En realidad no es nada nuevo que los mercados europeos dependan absolutamente de lo que haga Wall Street en el periodo en el que hay actividad bursátil a ambos lados del Atlántico, pero lo de hoy ha sido demasiado evidente. Los índices europeos subían y subían y quedaron el mitad de la subida por obra y gracia de una apertura dubitativa en Wall Street.
Sin embargo, no deja de ser cierto que esta dependencia sería menor si tuvièrmos más convicción, más ganas, más dinero y más valor a este lado del Continente. Ocurre dos o tres veces al año y hoy, por lo que se ve, no tocaba.
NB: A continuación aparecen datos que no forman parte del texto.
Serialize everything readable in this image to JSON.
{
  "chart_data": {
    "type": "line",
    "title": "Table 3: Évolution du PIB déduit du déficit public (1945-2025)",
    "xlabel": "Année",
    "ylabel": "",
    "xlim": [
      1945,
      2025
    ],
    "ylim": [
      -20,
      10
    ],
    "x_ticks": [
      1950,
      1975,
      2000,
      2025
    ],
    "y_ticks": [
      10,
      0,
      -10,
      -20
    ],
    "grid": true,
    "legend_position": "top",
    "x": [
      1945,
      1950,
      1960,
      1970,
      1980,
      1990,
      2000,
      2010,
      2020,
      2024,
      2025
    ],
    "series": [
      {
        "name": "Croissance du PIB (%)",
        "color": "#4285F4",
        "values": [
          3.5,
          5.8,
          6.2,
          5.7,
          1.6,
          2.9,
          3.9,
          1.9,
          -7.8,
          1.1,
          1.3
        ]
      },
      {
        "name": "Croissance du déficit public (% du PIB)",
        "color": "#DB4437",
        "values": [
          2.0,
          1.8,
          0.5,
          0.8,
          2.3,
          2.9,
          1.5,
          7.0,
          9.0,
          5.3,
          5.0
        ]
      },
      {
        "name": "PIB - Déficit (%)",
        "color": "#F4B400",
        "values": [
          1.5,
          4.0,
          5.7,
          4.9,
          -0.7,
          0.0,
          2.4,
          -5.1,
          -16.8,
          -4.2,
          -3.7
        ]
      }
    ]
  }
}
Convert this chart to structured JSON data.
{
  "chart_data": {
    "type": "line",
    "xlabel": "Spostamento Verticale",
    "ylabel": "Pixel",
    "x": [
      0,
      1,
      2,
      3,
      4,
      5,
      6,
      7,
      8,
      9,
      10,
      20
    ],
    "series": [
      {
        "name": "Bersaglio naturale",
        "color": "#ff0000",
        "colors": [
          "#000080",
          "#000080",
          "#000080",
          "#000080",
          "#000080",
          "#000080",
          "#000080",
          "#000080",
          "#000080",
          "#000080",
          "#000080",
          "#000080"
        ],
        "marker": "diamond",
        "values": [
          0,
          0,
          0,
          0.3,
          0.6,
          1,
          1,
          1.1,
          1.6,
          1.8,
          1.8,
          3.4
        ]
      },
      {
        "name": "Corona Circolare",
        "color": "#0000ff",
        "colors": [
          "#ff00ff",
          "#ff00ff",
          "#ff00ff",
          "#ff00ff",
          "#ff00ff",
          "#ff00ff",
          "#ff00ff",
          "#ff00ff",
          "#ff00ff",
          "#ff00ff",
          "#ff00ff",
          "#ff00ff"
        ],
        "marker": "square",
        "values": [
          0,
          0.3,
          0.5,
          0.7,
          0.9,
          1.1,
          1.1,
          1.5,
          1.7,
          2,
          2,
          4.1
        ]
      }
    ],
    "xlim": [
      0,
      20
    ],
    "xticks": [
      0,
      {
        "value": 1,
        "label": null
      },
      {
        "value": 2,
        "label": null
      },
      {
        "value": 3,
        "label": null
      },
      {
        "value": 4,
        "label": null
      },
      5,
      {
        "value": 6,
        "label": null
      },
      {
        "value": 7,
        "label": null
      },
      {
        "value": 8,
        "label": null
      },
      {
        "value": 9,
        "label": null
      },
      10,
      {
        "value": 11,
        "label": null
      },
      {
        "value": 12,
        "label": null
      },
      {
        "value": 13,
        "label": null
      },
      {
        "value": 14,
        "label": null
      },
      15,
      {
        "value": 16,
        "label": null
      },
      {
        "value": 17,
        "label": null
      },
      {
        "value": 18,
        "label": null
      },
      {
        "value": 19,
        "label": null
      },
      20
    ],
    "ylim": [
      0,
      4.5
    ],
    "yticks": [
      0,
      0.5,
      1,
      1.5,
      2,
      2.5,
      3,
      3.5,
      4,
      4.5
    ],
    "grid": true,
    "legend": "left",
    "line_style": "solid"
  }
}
Y como siempre, mi particular opinión sobre el Ibex. Sigue de pena, los comentarios y diretes sobre la deuda griega no le hacen ningún favor y, para colmo, la repercusión internacional de la acampada de Sol no está siendo demasiado acertada. Washington Post dedicó la foto de portada a Sol y las explicaciones no fueron demasiado acertadas, así que supongo que si algún yankee quedaba en el mercado español habrá salido despavorido.
Total, que todo se junta, como casi siempre que las cosas pueden ir mal. Estamos en una fase de inicio de impulso y siempre se puede frustrar, así que mucho ojo porque no va a ser sencillo.
Al cierre, el CAC había avanzado un 1,25%, el Dax un 0,75% y el Footsie un 0,55%. El Ibex bastante tuvo con un avance del 0,32%.